The collaborative task was particularly interesting, as English students generally work alone. Students from both universities chose an image, then worked to build a story around what they saw in the picture. Working collectively to build a narrative with students in Madrid, added a whole new dimension of cultural interpretation, understanding, and assumptions.
To support the Madrid students in their own podcast learning and practice, USask students created audio recordings with self-reflections on the FYRE and COIL experiences, with thoughts on narrative, research, and the experiences of teamwork across international and online spaces.
The students in Madrid were able to use the raw USask student reflection files to develop podcast recordings, working with audio techniques and honing skills in cutting and reshaping to form new narratives.
It’s one of the strengths of this unique collaboration – students are practicing skillsets of research, reflection and dissemination over and above any specific content learning from classic texts such as Sir Launfal or Oroonoko.
The whole process produced an amazing class journey across two countries. The Madrid student podcasts are available for listening, and the USask Undergraduate Research Initiative caught up with Dr. Parkinson and Aditi Garg to record our own podcast for the Tales and Trials of Research series.

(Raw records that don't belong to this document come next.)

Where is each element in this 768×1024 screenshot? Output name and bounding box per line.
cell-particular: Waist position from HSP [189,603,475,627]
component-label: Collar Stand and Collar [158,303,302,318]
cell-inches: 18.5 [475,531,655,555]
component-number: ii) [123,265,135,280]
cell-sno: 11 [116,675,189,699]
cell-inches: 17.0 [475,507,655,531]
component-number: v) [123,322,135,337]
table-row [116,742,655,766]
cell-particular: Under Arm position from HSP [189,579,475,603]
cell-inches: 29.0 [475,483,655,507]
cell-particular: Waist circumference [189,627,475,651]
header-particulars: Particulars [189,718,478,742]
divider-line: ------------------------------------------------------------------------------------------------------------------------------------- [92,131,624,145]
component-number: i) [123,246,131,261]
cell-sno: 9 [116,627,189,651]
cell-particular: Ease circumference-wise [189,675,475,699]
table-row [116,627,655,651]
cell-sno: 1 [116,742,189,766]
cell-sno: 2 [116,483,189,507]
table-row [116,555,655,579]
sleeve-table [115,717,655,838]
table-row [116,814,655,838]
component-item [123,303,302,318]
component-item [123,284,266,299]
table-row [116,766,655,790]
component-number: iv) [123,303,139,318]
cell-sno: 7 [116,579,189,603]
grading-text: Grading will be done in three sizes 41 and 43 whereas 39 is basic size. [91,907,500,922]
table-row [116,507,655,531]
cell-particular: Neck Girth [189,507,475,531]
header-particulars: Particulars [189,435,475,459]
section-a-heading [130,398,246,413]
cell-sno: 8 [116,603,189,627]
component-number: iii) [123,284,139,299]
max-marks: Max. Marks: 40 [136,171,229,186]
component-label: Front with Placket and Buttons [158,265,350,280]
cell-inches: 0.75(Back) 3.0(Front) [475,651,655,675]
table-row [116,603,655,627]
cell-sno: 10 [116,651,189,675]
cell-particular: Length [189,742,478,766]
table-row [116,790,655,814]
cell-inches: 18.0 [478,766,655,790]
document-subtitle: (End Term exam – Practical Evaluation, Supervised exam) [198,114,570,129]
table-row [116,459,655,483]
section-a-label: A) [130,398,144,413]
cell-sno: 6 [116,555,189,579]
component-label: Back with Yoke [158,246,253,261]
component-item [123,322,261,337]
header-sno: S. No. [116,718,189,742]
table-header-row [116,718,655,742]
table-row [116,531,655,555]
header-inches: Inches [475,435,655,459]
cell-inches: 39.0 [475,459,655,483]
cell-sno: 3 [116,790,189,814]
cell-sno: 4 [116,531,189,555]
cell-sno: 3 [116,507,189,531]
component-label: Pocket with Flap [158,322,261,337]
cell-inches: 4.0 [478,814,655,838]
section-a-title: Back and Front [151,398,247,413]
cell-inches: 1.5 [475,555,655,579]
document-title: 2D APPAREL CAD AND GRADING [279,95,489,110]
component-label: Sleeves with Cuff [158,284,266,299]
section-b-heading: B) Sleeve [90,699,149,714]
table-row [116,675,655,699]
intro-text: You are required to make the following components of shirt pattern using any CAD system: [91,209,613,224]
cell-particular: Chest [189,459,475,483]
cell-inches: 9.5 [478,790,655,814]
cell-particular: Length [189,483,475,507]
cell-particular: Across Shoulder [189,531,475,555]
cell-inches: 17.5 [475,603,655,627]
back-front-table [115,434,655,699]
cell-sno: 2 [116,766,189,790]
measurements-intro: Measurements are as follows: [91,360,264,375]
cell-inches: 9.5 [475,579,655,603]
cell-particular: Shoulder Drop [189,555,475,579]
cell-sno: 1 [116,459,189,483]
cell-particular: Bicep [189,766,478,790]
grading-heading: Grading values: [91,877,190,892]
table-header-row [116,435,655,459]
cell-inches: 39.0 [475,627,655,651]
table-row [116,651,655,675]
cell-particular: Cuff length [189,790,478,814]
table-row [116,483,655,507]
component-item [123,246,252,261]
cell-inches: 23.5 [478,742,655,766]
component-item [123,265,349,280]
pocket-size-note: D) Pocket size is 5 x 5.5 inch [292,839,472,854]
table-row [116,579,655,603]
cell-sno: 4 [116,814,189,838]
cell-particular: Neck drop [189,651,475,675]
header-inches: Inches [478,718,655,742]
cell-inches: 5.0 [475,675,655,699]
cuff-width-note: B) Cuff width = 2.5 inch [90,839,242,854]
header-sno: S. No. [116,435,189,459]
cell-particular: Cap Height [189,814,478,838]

At the request of the GMCTL, USask media services conducted interviews with the course instructors and with students, to capture thoughts on what students and course teachers gained from COIL, and where it could go next. These videos will support other USask and international collaborative professors who might want to follow the COIL model.
[Note: the Undergraduate Research Initiative wishes Dr. David Parkinson all the best as he moves into the next phase of his career: retirement! We will miss you!]